Brent Johnson Takes It To The Next Level
As the second set began, the band launched into two songs on its own without Bryan. Brent set the stage for a clinic in slide guitar as he covered slide master Earl Hooker’s “Hucklebuck.” Then they did Howlin Wolf justice with a version of “Shake for Me” just before Bryan rejoined them onstage. Brent never let up playing an ever increasingly creative set of slide guitar. After seeing Derek Trucks perform a number of times, it takes a lot for a guitarist to impress me with slide playing and impress me is exactly what Brent did. Not only did he sound great, but I had never seen quite a few of his moves before. Brent later confided that he’s learned quite a few of those out of this world slide techniques from Sonny Landreth.
After the first two songs, the set was mainly a catalogue of Bryan Lee tunes which included “Braille Blues Daddy”, “Blues Singer”, “My Lady Don’t Love my Lady”, “I Gotta Rock”, and “Naples FL.” They also covered some classic standards such as “Ain’t Nobody’s Business”, “Tin Pan Alley” and “Shake Your Money Maker.” One surprise number which really showcased Brent’s slower but moving slide playing was Bob Dylan’s “Meet Me in the Morning.” They closed the show with “Shake Your Money Maker” just in case there was any doubt they could rock out until the walls came tumbling down.

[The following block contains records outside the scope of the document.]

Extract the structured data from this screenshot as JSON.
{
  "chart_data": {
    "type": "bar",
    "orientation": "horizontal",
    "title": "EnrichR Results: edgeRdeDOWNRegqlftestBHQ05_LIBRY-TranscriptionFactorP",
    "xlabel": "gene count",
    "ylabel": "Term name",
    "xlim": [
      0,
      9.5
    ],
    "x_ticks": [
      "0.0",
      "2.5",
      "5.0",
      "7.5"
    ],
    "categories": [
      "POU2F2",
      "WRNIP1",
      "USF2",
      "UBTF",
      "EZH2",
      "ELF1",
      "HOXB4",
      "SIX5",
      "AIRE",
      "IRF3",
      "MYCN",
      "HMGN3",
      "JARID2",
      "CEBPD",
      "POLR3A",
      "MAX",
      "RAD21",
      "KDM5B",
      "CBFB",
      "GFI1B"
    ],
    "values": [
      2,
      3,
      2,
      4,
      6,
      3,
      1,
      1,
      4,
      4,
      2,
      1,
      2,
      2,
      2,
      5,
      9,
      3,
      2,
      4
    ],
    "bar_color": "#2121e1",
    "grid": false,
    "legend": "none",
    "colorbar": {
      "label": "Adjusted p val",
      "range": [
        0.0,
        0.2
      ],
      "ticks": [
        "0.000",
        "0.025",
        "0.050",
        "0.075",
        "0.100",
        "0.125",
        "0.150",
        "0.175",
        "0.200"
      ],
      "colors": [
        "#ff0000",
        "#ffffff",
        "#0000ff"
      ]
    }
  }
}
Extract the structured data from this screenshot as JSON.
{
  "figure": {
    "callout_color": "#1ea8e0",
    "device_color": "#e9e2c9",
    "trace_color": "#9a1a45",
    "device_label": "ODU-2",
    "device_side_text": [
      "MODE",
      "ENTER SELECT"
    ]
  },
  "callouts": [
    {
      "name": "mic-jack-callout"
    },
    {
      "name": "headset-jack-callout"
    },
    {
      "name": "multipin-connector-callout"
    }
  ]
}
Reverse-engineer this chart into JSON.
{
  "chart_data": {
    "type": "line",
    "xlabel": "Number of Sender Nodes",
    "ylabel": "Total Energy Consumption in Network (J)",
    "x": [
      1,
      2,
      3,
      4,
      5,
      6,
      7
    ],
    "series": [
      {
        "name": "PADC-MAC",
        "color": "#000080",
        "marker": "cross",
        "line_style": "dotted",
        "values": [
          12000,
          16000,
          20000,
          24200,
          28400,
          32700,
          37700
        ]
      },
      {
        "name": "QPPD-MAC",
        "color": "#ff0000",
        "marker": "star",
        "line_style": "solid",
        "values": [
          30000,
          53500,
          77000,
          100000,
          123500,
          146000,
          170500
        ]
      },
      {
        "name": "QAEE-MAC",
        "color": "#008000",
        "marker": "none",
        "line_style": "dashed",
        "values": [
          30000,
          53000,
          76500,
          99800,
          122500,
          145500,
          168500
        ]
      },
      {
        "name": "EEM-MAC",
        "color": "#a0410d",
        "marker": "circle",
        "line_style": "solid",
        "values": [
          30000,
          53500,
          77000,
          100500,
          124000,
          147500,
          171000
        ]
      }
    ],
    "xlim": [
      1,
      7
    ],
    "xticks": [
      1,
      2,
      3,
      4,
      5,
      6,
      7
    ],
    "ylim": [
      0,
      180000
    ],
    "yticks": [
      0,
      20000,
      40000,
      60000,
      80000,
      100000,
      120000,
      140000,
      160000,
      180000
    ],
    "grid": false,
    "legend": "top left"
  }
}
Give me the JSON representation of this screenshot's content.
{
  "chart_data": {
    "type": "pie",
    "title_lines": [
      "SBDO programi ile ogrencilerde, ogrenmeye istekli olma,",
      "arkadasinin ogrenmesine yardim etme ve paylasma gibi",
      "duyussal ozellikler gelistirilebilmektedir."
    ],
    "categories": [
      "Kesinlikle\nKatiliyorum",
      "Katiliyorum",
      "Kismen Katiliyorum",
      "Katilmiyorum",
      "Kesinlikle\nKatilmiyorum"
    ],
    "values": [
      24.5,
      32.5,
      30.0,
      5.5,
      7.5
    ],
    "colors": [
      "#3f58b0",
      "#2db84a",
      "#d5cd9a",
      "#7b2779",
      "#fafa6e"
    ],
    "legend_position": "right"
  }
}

When the set was over, Brent sat on the edge of the stage talking to fans and demonstrating some of the slide techniques he’s picked up over the years. I spoke briefly with Brent and he mentioned the new CD he was working on entitled “Set the World on Fire.” This will be his first and his eyes lit up as he explained that Alvin “Youngblood” Hart and Sonny Landreth both performed on it. The CD will be released on April 8, 2014.
After ten years performing and improving his skills with Bryan Lee, Brent Johnson is ready to do it on his own.